Milleti temsil vasfını kaybetmiş olan meclisi ve hükümeti dağıtma adı altında yapılan darbe aslında Amerikancı kesimlere yapıldığı için sol ve sosyalist hareketlerde askeri darbeyi, “Tek parti diktatörlüğüne yönelen Demokrat Parti iktidarına karşı ordunun demokratik hak ve özgürler için yaptığı” meşru bir hareket olarak görmüş ve desteklemiştir.

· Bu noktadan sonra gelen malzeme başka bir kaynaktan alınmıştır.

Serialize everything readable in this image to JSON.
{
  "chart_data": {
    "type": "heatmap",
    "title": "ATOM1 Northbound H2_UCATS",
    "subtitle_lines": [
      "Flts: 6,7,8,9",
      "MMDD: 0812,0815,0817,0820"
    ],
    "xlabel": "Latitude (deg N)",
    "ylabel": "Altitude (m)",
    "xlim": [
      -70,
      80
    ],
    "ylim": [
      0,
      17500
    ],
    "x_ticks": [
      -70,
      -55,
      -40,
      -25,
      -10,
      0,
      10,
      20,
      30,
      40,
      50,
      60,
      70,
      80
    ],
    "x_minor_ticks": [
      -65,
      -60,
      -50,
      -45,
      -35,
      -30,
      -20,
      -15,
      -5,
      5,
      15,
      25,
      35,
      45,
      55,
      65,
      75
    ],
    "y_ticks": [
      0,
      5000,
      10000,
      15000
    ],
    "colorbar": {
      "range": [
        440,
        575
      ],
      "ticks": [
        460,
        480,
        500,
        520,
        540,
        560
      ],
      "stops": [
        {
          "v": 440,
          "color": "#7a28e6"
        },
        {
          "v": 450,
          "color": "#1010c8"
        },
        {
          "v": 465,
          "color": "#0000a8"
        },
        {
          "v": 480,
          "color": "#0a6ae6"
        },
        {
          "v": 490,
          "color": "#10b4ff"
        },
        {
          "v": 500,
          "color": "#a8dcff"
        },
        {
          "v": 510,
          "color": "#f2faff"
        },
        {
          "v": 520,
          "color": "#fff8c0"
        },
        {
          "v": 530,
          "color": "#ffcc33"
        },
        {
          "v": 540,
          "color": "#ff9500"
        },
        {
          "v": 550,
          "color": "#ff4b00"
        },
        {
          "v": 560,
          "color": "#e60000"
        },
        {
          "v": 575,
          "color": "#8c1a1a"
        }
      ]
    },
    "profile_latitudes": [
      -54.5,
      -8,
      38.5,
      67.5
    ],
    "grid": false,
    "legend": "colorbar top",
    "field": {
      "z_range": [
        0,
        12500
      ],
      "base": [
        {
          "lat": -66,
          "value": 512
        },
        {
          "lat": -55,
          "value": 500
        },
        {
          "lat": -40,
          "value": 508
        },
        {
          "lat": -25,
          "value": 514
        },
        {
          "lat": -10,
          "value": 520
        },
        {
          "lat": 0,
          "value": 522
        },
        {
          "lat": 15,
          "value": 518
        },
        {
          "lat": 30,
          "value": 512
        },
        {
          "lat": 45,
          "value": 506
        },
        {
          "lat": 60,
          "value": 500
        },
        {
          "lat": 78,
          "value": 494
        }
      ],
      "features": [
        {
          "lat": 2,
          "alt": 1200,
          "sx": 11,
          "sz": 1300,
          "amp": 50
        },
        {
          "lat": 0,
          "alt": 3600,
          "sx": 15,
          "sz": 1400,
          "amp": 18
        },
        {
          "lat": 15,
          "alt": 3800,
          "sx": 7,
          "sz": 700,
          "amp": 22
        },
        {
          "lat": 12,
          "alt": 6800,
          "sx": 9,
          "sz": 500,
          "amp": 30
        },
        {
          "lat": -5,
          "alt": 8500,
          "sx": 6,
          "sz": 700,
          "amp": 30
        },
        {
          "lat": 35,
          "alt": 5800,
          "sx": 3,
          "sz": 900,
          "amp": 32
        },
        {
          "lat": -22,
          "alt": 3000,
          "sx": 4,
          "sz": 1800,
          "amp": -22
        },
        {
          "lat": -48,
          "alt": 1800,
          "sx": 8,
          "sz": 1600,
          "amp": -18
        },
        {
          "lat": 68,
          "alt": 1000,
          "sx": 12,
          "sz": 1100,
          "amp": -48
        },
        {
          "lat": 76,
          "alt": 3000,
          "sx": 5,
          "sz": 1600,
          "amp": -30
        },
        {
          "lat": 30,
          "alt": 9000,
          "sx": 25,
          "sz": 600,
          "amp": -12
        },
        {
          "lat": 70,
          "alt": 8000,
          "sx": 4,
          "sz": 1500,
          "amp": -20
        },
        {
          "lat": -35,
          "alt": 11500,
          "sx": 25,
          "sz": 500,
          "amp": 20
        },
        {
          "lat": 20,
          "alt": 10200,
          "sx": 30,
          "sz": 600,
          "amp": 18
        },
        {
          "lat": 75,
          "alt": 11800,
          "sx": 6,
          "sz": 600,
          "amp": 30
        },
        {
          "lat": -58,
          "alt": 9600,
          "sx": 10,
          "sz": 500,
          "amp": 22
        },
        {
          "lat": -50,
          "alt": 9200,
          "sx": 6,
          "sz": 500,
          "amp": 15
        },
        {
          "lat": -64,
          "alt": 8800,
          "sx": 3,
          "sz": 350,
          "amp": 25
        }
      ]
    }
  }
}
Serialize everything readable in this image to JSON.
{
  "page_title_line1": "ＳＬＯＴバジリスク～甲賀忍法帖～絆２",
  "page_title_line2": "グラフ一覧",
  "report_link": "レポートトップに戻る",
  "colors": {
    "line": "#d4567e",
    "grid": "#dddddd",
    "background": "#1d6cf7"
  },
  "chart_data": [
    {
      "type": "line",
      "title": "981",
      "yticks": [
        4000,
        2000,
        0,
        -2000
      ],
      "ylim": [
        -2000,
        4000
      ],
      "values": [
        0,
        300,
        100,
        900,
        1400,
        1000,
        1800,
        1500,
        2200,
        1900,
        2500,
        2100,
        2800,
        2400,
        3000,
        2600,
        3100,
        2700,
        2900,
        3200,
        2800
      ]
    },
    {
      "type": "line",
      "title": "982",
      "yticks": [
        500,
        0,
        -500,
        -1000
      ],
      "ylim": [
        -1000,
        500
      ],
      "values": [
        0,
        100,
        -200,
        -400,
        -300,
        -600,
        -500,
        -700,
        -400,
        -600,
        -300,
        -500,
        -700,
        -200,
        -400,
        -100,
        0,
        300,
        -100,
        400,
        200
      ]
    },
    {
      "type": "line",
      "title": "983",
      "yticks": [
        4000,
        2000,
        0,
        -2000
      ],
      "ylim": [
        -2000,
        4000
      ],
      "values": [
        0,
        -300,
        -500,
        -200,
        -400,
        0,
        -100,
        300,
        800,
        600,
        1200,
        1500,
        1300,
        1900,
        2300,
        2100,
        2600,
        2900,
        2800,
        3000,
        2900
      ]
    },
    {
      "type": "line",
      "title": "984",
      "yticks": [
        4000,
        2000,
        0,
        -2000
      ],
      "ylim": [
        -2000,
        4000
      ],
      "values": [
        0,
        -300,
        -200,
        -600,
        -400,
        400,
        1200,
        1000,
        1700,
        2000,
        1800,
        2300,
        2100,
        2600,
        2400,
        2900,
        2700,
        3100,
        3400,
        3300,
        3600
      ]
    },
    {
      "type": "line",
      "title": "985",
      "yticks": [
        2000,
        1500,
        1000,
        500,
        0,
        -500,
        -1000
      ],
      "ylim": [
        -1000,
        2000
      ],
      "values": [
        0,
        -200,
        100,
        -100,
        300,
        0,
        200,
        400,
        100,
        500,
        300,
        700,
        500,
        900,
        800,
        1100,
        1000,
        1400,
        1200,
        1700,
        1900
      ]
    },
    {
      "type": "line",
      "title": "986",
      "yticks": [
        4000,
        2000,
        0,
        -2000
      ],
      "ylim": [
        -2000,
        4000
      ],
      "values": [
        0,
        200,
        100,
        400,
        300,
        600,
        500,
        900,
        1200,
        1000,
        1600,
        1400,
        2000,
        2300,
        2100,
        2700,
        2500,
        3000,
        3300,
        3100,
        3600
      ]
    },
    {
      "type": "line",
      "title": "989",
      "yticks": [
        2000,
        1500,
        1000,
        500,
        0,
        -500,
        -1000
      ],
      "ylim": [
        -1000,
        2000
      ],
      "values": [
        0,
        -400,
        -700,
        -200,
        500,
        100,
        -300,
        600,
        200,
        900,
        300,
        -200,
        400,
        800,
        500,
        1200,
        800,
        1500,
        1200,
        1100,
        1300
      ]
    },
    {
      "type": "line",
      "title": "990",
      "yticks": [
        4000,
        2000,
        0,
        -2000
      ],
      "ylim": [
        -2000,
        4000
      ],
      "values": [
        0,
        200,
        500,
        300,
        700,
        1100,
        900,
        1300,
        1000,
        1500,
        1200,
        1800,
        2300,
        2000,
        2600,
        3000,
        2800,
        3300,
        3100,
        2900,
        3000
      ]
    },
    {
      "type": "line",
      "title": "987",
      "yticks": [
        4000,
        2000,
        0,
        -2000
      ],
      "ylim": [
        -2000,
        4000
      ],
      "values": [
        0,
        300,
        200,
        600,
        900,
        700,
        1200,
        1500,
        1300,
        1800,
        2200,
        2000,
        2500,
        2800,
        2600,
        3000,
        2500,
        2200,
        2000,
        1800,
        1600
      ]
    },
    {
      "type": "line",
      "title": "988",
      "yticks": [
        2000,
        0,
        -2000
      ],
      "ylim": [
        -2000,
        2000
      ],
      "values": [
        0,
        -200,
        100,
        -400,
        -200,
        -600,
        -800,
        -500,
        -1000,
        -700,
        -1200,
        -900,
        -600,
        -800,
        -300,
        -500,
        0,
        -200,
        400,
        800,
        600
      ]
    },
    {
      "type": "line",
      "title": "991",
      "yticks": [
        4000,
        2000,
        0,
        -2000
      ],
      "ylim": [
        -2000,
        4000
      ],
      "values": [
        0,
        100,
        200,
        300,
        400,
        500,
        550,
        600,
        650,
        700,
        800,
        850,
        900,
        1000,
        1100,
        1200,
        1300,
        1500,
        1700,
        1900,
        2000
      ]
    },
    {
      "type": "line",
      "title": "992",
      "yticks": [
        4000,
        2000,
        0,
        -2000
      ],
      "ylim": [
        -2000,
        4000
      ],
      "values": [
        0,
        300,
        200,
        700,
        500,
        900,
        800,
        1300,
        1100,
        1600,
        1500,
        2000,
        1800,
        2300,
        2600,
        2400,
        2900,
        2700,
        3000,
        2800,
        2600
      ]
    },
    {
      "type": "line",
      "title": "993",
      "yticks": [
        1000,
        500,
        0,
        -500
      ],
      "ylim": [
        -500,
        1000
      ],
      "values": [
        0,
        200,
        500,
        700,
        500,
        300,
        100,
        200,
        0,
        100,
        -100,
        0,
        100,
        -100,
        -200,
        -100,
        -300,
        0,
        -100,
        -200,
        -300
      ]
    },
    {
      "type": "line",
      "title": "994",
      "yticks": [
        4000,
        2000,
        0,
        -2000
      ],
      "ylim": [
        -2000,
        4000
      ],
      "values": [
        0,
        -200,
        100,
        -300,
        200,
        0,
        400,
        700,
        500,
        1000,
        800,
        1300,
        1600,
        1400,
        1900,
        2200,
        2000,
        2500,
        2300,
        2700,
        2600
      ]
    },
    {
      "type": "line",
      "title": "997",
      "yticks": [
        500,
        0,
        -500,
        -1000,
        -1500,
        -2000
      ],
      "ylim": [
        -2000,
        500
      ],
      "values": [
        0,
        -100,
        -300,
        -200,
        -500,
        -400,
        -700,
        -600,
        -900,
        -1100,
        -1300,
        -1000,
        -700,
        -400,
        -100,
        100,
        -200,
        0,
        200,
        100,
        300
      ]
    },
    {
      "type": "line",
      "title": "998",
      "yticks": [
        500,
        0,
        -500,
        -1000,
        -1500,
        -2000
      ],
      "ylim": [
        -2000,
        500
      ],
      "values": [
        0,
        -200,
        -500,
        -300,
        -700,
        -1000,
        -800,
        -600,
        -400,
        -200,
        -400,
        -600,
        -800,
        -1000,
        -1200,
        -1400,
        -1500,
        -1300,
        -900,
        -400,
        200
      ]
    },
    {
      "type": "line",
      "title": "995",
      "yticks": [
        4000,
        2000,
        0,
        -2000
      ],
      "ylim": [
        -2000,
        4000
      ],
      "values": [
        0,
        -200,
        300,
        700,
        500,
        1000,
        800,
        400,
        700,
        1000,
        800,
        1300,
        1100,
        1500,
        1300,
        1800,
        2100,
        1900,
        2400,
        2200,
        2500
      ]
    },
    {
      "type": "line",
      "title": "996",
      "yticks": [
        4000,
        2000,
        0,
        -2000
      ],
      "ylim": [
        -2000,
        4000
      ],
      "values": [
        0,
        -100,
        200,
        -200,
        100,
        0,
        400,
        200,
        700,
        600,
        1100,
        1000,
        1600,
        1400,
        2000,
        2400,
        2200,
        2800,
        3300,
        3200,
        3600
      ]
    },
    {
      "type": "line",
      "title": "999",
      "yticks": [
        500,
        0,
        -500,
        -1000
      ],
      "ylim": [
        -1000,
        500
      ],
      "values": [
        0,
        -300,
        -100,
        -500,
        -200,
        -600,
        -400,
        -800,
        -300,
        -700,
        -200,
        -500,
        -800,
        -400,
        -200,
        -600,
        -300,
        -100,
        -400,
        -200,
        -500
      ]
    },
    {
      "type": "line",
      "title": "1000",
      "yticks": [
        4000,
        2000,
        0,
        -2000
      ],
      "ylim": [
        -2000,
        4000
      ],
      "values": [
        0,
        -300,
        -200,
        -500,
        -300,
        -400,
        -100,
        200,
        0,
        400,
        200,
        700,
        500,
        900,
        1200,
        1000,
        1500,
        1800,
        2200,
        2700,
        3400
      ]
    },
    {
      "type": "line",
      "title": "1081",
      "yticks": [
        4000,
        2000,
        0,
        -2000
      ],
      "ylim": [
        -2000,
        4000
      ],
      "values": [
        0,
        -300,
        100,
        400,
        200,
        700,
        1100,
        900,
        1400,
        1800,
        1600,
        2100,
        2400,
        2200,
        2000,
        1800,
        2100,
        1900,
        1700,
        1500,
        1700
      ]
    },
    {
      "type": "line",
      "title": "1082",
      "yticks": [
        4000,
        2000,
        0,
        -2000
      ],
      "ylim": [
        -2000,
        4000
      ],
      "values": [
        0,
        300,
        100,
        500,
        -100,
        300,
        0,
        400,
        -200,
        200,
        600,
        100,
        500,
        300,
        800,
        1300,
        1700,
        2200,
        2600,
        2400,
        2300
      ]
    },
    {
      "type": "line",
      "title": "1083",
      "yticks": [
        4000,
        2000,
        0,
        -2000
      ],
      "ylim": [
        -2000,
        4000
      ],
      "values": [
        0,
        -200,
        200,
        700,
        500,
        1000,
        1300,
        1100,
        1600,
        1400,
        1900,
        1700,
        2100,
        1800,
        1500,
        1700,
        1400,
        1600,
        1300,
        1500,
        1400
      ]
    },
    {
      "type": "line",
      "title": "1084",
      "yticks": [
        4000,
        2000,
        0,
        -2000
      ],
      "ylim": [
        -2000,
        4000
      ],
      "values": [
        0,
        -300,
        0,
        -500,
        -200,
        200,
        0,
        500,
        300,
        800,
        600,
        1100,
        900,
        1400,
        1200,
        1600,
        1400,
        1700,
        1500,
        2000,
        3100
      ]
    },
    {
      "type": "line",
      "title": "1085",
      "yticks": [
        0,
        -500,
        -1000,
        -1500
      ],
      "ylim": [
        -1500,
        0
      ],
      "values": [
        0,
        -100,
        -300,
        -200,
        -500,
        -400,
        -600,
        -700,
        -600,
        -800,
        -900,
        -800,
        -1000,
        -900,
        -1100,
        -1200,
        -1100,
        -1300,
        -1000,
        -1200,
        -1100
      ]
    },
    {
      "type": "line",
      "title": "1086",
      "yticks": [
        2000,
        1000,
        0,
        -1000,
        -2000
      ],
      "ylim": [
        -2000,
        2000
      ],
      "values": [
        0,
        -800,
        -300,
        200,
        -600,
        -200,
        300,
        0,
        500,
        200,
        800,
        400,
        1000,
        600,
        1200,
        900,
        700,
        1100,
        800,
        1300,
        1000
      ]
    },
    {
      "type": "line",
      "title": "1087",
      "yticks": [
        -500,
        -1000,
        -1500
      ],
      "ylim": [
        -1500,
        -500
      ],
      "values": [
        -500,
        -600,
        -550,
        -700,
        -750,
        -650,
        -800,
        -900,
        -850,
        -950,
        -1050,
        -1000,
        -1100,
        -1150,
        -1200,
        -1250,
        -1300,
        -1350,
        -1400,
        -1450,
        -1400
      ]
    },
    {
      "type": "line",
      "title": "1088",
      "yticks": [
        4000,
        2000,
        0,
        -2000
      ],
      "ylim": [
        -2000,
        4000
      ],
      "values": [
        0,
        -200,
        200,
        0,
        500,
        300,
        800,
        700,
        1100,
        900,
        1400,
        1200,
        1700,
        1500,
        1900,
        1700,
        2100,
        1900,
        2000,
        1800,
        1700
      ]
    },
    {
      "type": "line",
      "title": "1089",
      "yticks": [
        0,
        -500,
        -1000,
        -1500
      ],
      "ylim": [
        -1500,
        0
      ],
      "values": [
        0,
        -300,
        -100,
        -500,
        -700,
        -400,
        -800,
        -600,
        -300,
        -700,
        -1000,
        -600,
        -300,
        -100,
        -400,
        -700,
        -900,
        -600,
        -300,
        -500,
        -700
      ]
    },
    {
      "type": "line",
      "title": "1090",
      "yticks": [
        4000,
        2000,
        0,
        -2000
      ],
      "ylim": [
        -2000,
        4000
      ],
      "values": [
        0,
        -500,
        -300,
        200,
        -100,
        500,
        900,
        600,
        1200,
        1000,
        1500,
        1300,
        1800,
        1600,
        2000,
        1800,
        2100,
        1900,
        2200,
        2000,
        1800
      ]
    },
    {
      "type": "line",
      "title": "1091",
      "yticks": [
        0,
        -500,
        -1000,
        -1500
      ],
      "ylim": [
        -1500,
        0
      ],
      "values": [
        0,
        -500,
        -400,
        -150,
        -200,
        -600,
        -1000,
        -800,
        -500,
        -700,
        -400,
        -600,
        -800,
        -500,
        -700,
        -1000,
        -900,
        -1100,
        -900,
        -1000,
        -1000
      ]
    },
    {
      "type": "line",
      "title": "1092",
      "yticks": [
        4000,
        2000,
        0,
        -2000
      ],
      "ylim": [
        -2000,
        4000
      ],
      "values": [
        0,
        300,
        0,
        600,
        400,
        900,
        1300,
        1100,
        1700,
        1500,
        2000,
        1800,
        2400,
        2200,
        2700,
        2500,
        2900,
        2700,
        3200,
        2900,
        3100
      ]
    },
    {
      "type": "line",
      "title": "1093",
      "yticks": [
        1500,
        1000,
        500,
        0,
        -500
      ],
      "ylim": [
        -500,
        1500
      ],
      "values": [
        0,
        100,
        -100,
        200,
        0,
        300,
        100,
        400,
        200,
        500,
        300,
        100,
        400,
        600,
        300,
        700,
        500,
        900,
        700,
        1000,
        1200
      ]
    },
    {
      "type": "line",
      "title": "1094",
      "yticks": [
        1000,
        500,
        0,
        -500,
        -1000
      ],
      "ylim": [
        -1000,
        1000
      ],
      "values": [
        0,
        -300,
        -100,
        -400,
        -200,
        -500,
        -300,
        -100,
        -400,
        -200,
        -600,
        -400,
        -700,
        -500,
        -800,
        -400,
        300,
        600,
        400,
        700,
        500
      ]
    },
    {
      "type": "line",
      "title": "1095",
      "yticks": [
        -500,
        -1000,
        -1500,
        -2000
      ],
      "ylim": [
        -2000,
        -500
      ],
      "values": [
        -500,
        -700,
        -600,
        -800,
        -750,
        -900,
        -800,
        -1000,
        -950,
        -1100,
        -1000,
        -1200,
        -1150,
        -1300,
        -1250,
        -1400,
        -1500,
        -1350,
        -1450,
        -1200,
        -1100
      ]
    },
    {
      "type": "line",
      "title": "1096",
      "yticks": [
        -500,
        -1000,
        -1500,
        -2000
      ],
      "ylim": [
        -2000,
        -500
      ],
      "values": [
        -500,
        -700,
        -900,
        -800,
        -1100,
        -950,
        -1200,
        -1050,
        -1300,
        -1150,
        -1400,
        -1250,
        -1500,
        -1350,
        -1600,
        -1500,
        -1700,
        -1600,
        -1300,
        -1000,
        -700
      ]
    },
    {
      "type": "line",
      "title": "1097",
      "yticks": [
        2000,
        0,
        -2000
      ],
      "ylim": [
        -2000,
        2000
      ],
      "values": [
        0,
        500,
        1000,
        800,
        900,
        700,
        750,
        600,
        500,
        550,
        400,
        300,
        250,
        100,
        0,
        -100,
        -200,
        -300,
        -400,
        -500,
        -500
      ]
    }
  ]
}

Son olarak, Adnan Menderes köklü bir servet sahibi aileden gelmiş. Yurtdışında hukuk tahsil etmiş, Cumhuriyet dönemine geçtikten sonra arazisinin büyük bir bölümünü halka, ahaliye dağıtmış bir ailenin çocuğudur. Kuva-i milliye nişanı vardır ve Afyon da Atatürk’ü bizzat gezdirmiş ve hatta kendisi Atatürk tarafından CHP’ye davet edilmiştir. Cumhuriyet değerlerine bağlıdır ve siyasal İslamcılar ile arası da iyi değildir. İktidara geldikten sonra, çocuklarını tamamen ticari hayattan menetmiş birisidir. Hiçbir şaibeli işe çocuklarının ismi karışmamıştır. Şu an dünyaya tekrar gelse AKP’ lileri sopa ile kovalar. Fikren Turgut Özal’a yakın olabilir ama RTE ile temas dahi kurmaz. Yani merkez sağ bir parti olarak DP’yi ele alabiliriz ama siyasal İslamcı bir parti olarak asla düşünemeyiz.